15.  The Sheltering Atoll

16.   Solitary Sailor

17.  To the Peaks of Reunion  

18.  Trek Into Zululand

(Following chapters coming soon)

19.   Cape of Storms

20.   Emperors and Astronomers on St. Helena

21.   Martinique Revisited

22.   The Blue Highway

Table of Passages

 

Introduction

To be truly challenging, a voyage, like a life, must rest on a firm foundation of financial unrest. Otherwise, you are doomed to a routine traverse, the kind known to yachtsmen who play with their boats at sea... "cruising" it is called. Voyaging belongs to seamen, and to the wanderers of the world who cannot, or will not, fit in. If you are contemplating a voyage and you have the means, abandon the venture until your fortunes change. Only then will you know what the sea is all about.  

 -from Wanderer by  Sterling Hayden

This voyage I want to tell you about took two years to complete. Though I’ve written about it before in short articles, somehow it has taken some 20 years to get around to telling the story in more detail. It took place in 1984-86 when I was in my mid-twenties, as close to broke as I dared to be, and hungry for the adventure and romance of a long voyage. The premise is not so unusual: a young man, lusting after adventure, knowledge, romance, his fortune, and finding little of it at home, strikes out to see the world. It has taken me those many years and thousands more miles under the keel to fill some of the hunger and give me a more balanced perspective on that life-changing voyage alone around the world.

The world of cruising in yachts has changed in those years. For better and worse, new equipment at more affordable prices has reduced the physical and technical challenges of voyaging, and reduced along with it the rewards gained from hard physical work, self-sufficiency, and the thrill of risks inherent in any true adventure. Meanwhile, the popularity of world cruising has made the search for untrammeled and unspoiled islands more challenging than ever. Part of my reason for writing this narrative now is to provide a glimpse at an alternative style of travel to which the modern backpacker or sailor may not have been exposed. And to remind them that they can voyage now as I did then, filling their lives with discovery and living close to nature on their own terms. Combining a sailing voyage with a land travel adventure is not unique, but it is often overlooked how well the two modes of travel complement each other. Compared to a simple boat, a backpack and my boots, the thought of fussing around with airlines, taxis, busses, hotels, restaurants, and all the other trappings of tourist travel leaves me uninspired.
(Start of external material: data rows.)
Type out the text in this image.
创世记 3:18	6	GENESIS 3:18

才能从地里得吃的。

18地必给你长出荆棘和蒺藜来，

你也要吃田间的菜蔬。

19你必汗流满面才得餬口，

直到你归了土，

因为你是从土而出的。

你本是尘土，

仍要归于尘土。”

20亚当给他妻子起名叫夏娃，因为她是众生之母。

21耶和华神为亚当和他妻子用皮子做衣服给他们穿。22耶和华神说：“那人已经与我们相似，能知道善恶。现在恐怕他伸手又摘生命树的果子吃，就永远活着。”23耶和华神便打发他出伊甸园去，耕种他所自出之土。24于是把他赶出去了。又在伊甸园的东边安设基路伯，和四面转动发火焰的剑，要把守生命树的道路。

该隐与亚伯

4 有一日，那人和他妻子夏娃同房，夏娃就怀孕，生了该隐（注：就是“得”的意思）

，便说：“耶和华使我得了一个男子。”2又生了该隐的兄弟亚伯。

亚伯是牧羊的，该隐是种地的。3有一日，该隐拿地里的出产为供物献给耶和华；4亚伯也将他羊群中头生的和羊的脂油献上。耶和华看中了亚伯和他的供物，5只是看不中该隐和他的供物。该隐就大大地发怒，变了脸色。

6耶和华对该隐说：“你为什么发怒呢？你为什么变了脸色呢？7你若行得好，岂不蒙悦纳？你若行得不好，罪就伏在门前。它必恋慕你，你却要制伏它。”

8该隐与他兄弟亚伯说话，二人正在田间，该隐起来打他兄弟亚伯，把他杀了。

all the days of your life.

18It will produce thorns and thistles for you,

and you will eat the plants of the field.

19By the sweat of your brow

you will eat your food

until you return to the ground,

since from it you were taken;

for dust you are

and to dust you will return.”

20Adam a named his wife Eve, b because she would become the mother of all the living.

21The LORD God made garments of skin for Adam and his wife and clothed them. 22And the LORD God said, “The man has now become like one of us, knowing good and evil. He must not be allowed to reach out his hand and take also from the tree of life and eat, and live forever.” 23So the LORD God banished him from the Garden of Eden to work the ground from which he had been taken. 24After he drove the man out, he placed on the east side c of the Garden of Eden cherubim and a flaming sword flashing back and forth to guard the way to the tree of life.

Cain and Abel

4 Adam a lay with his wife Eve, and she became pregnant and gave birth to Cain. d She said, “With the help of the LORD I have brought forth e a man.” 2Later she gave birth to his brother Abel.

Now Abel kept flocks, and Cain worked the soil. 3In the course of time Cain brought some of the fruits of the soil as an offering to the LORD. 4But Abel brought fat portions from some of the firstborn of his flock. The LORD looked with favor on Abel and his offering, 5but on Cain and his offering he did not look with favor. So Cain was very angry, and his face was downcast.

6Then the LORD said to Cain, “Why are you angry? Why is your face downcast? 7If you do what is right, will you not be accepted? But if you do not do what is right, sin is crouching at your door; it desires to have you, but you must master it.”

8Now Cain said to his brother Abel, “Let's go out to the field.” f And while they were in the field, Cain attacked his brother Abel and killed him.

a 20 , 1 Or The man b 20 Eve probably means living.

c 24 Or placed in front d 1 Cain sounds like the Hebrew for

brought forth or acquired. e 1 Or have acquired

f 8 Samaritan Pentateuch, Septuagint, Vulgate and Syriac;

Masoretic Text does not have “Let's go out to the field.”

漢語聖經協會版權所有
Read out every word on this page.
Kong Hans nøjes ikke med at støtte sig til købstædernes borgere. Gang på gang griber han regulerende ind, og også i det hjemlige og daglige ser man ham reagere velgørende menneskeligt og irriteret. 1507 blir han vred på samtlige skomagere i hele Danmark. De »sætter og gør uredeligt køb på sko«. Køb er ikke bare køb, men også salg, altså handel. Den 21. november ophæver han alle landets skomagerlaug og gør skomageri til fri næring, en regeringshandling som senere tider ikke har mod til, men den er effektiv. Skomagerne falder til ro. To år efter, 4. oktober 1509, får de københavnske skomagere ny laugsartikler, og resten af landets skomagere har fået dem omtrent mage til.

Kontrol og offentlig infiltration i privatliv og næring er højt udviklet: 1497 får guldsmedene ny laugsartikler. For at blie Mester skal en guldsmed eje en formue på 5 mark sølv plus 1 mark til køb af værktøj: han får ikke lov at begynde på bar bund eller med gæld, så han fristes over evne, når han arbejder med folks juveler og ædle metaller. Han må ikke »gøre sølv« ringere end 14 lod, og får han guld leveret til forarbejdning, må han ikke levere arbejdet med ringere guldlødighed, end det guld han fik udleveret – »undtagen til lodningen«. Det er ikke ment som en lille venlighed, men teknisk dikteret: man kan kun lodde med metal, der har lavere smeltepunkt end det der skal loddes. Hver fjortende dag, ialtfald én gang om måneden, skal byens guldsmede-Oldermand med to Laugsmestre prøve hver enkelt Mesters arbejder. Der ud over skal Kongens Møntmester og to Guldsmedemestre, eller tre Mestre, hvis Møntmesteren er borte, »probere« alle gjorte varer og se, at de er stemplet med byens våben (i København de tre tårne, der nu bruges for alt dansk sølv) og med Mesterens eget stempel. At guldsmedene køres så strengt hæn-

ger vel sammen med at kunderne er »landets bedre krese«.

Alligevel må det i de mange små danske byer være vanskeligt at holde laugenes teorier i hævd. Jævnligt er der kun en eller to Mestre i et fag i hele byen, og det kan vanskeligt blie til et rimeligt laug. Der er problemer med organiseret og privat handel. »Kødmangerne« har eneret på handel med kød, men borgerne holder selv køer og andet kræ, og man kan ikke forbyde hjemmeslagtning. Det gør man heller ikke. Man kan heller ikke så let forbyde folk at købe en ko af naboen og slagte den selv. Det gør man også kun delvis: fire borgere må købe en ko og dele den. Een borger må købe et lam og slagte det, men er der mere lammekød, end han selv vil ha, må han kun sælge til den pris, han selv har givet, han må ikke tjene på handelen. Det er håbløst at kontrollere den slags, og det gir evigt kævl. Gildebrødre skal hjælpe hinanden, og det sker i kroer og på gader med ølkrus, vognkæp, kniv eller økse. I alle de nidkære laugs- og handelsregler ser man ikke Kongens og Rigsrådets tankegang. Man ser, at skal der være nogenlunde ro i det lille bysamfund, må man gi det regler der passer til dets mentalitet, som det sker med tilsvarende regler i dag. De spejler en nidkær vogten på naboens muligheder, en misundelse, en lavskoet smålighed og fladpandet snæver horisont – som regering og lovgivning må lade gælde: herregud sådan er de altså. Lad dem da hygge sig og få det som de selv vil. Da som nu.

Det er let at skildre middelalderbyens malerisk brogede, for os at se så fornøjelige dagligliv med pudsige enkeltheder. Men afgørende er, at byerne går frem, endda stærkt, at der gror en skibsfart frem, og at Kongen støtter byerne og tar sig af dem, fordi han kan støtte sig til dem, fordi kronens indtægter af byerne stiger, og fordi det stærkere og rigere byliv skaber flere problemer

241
When I began my journey I didn’t realize that along the way my growing commitment to walk across each island and climb their highest peaks was to be as big a part of the adventure as the actual sailing. Like a richly lived life, as a voyage unfolds it evolves and carries you where it will.

My life is different enough now that as I read over my saltwater-stained journal and tattered log book and flip through the photo albums it seems as if it were someone else’s life. Was I really so rash to set out across oceans possessing only a few hundred dollars on a boat with sails so old you could push your finger through? Had I been that ignorant not to fit an awning or dodger over the cockpit for protection from the elements? Surely, I hadn’t been that lacking in judgment to walk into that dark cave in New Guinea and tumble into its deep black pit. Was it foolish and selfish to look for the love of an island girl when I must have known I would soon sail away from her forever?

While there turns out to be no perfect plan, no perfect life, I learned some things on this imperfect voyage that shaped my whole life in the best ways possible. What better reward for a journey of two years. May you also avoid a “routine traverse”.